A notable deviation from the theoretical prediction is that participants' information seeking was not sensitive to the reward scale manipulation. In our framework, the theoretical VOI is smaller when the rewards are scaled down (although the peak location remains the same), but it is unaffected by a reward baseline shift (Fig. 2F). Thus, if our participants were perfectly sensitive to the reward structure on a trial-by-trial basis, their information seeking should be affected by trialwise reward manipulation in the scale block but not in the baseline block. To test this, we examined how information-seeking behavior differed across reward conditions and blocks. To characterize the relationship between information seeking and the bead difference without assuming a functional form, we used GP logistic regression (Rasmussen and Williams, 2006). We fit four models to participants' behavior; Model 1 assumed sensitivity to the scale manipulation but not to the baseline manipulation as normatively prescribed, Model 2 assumed sensitivity to both manipulations, Model 3 assumed a difference between blocks but no sensitivity to the manipulation in either block, and Model 4 assumed no difference between blocks or reward conditions. We found that Model 3 outperformed other models, including Model 1, according to both leave-one-participant-out cross-validation (LOPO CV; LL = −1216.93, −1216.15, −1214.73, and −1232.15) and leave-one-trial-out cross-validation (LOTO CV; LL = −1143.61, −1143.76, −1142.25, and −1166.17). Therefore, although participants did not change their information-seeking strategy based on the reward structure on a trial-by-trial basis, their behavior was systematically different between blocks, likely because of differences in reward statistics between blocks (e.g., the average reward rate over trials).
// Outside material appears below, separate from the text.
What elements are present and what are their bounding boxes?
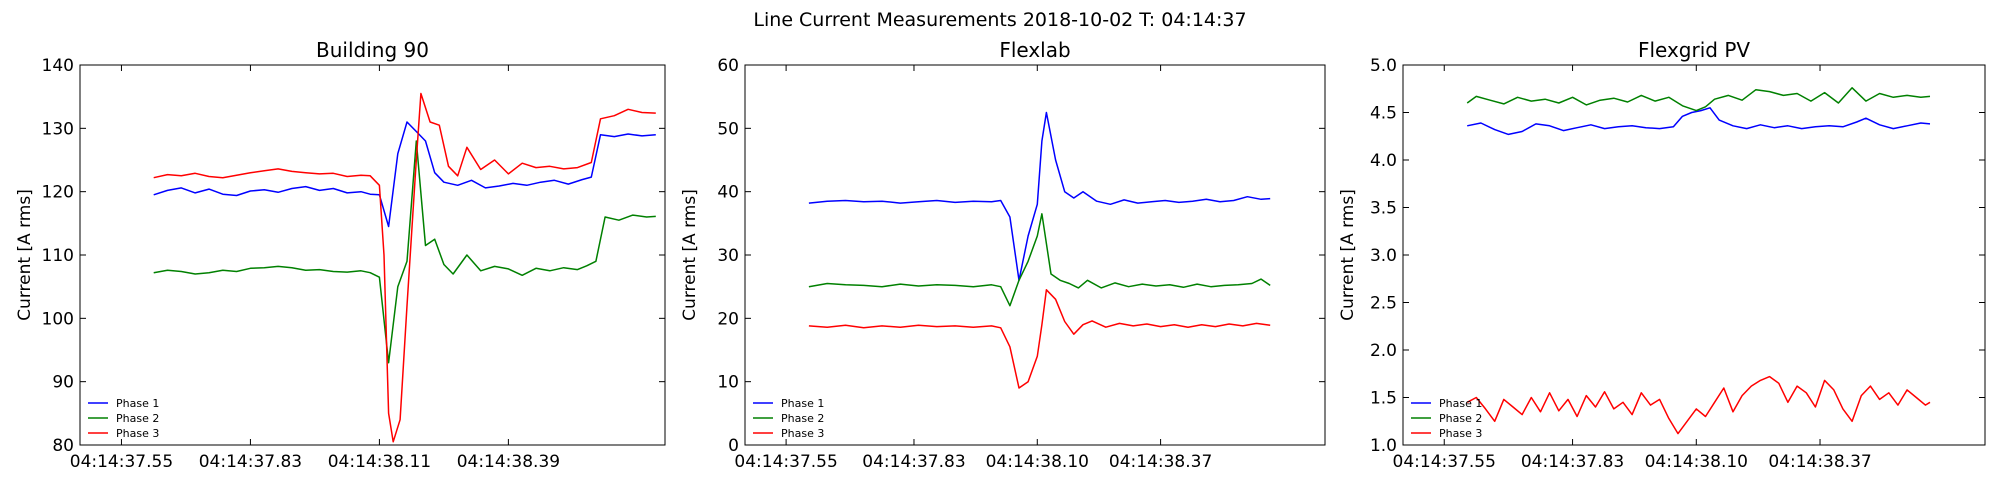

We speculate that shifting information-seeking strategies on a trial-by-trial basis was too cognitively taxing for our participants because we also manipulated the bead difference and the trial type (inforation-seeking or bet-only). Despite this limitation, we observed that participants' information seeking exhibited a clear bias in both blocks. Indeed, we observed that Model 3, which allowed asymmetry in information seeking, performed better than another model (Model 5), which assumed symmetric information seeking (baseline block LOPO CV LL = −666.82 vs −679.52; LOTO CV LL = −630.87 vs −645.10; scale block LOPO CV LL = −547.92 vs −548.13; LOTO CV LL = −511.68 vs −512.53). Furthermore, analysis on betting choices also preferred Model 3 to Models 1 and 2 (comparison between Models 3 and 4 is equivocal; LOPO CV LL = −287.01, −285.67, −283.56, and −281.19; LOTO CV LL = −267.77, −266.25, −265.26, and −268.46), showing that participants were insensitive to trialwise reward manipulation not only in information seeking but also in reward seeking. These results are qualitatively consistent with our theoretical prediction and lend support to the general notion that people seek information to improve their subsequent choices and maximize rewards.
Neural representation of VOI in the DLPFC on initial decision evidence
Next, we examined how the VOI was represented in the brain. Although previous fMRI studies reported VOI representations in a set of regions including the DLPFC, ventromedial prefrontal cortex, and striatum, most of these studies focused on situations where participants obtained information that would not be useful for future decisions (i.e., information seeking for its own sake), and one study that examined instrumentality-driven information seeking used a one-shot paradigm that did not involve any updating (Kobayashi and Hsu, 2019). Thus, it remains unknown to what extent the neural representation of VOI is generalizable across tasks and decision contexts, and whether previously reported regions also represent and update the VOI in our experimental paradigm.
To look for brain regions that represent the VOI, we empirically estimated subjective VOI from the information-seeking behavior. We used the winning model of our GP logistic regression analysis (Model 3) to obtain the latent value function, which varied smoothly with the bead difference and differed between blocks (Fig. 4A). We then looked for regions where neural responses at the presentation of initial beads covaried with the subjective VOI.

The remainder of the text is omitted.